After clarifying what is acceptable with the elders, arguing that Luisa needs some basic support as she is heavily pregnant, Ivanna proceeds to visit Luisa and help her clean her flat. Ivanna encourages Luisa to continue speaking to the elders and comments about the possibility of all of them seeing Alex soon in the new system. Ivanna meets with the elder Steven to ask if Luisa is ready for reinstatement, but he says that while she is on her way, it is not quite in her heart yet. He urges Ivanna to further minimize contact and to stop visiting Luisa, as unnecessary contact with disfellowshipped individuals is itself a disfellowshipping offence. Luisa meets with the elders and they ask her what she has done to demonstrate repentance; she states that she has been respecting the disfellowshipping arrangement, living on her own for seven months, attending meetings, and praying.
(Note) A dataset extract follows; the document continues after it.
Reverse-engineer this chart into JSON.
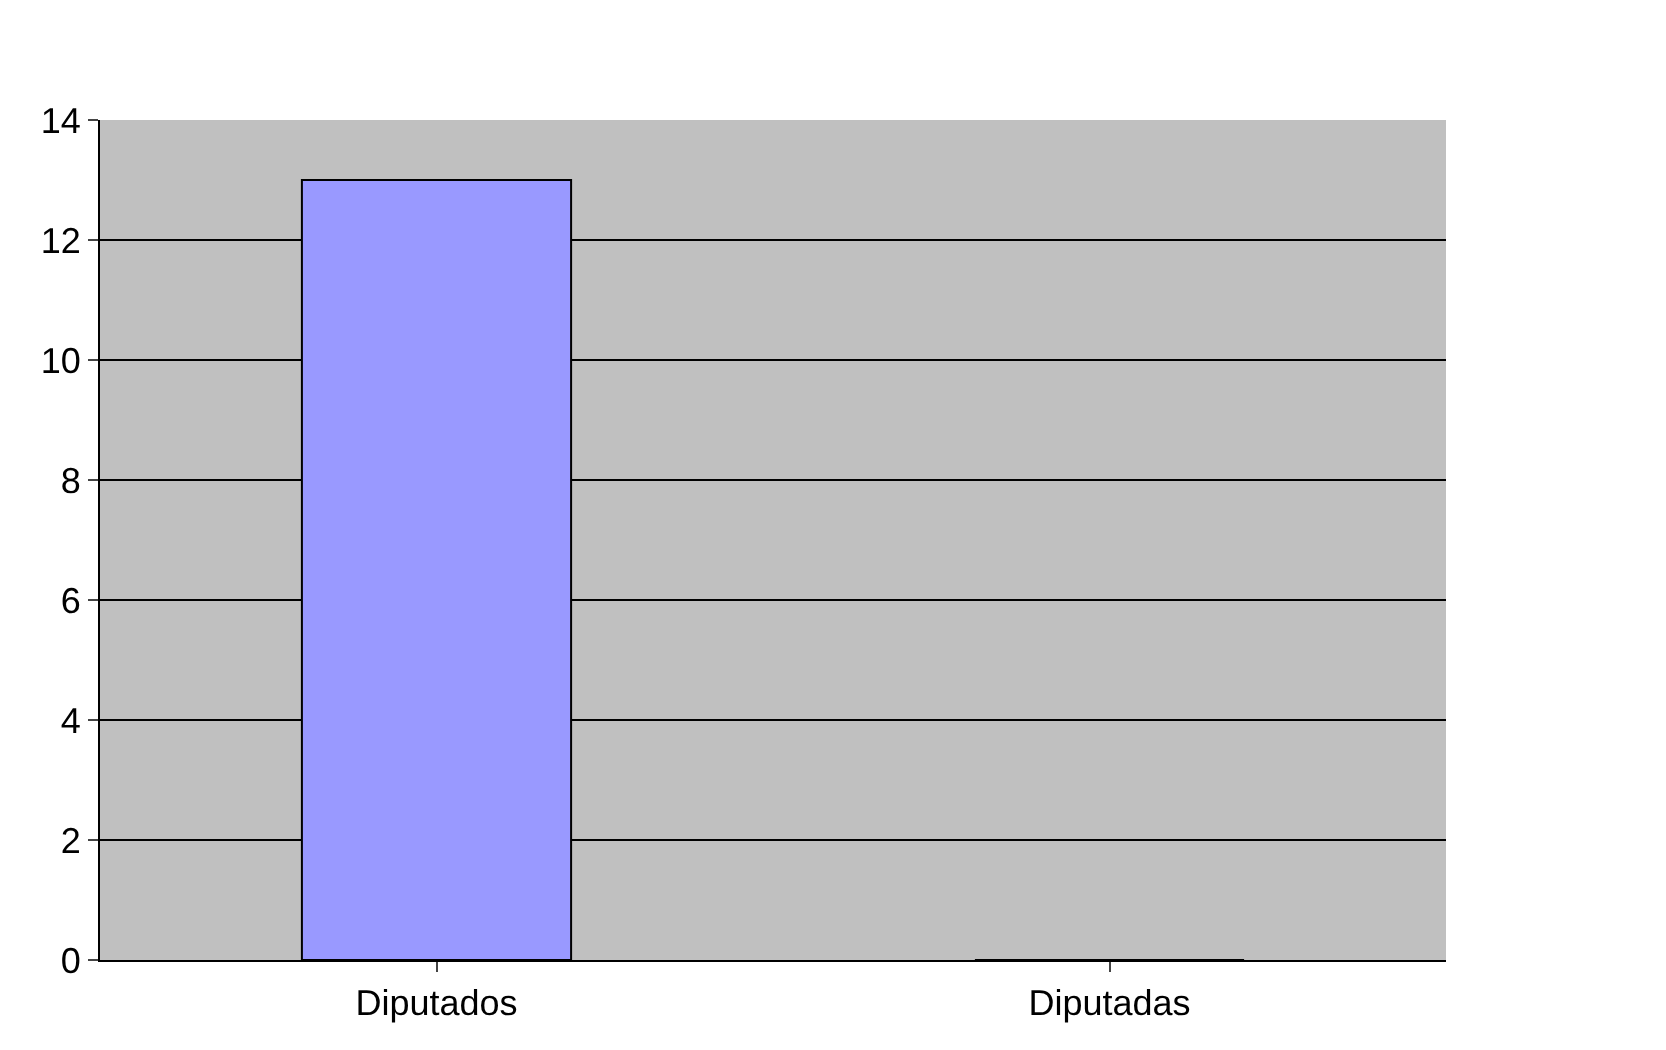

An elder opines that allowing Ivanna to clean her fridge is unnecessary contact. Luisa expresses frustration, saying that she has been doing all that she can and that she cannot do this anymore, before leaving in anger. She tells Ivanna that she finds the elders to be too demanding and controlling. Soon after this, Ivanna visits Luisa after she has given birth to a daughter named Leanne. Ivanna delights in holding her granddaughter, telling Luisa that she loves both of them very much. Ivanna and Luisa argue about the teachings of their religion, Ivanna making it clear that she wants Leanne to learn about God. When Luisa goes into the kitchen to get her mother a glass of water, Ivanna grabs Leanne out of her bassinet and takes her out to the car. As she is placing her on the back seat, Luisa runs out to the car and grabs Leanne. Ivanna mutters that she will "save" her granddaughter. The film concludes with a shot of Ivanna standing alone in a public space beside a stand of pamphlets promoting the faith.

==Cast==
- Siobhan Finneran as Ivanna Whitling
- Robert Emms as Steven
- Sacha Parkinson as Luisa Whitling
- Jessica Baglow as Michelle
- Molly Wright as Alex Whitling

==Production==
The film was written and directed by Daniel Kokotajlo (director), who had been raised as a member of the Jehovah's Witnesses but left in his early twenties. It was produced by Marcie MacLellan, who attended film school with Daniel in 2006. The film was shot in Manchester, UK. Principal photography took 21 days to complete.

== Reception ==
On review aggregator website Rotten Tomatoes, the film holds an approval rating of 97% based on 33 reviews, with an average rating of 7.9/10. Time Out reviewer Joseph Walsh praised the performances of Finneran, Parkinson, and Wright, while describing the film as "a standout British drama that pointedly asks us to question the strictures of institutionalised religion." Writing for The Sunday Times, Edward Porter called Apostasy "a moving depiction of a family constrained by the rules of life as Jehovah's Witnesses". The New Statesman reviewer Ryan Gilbey noted the film's "intensely controlled and concentrated ... sensitivity towards an austere religious community easily demonised." The film received over 21 nominations worldwide, including six BIFA nominations for Most Promising Newcomer (Molly Wright), Best Supporting Actress (Molly Wright), Best Debut Screenwriter (Daniel Kokotajlo), Best Casting (Michelle Smith) and Best Debut Producer (Marcie MacLellan). In 2018, the film won the Screen Award's Best Film of the Year.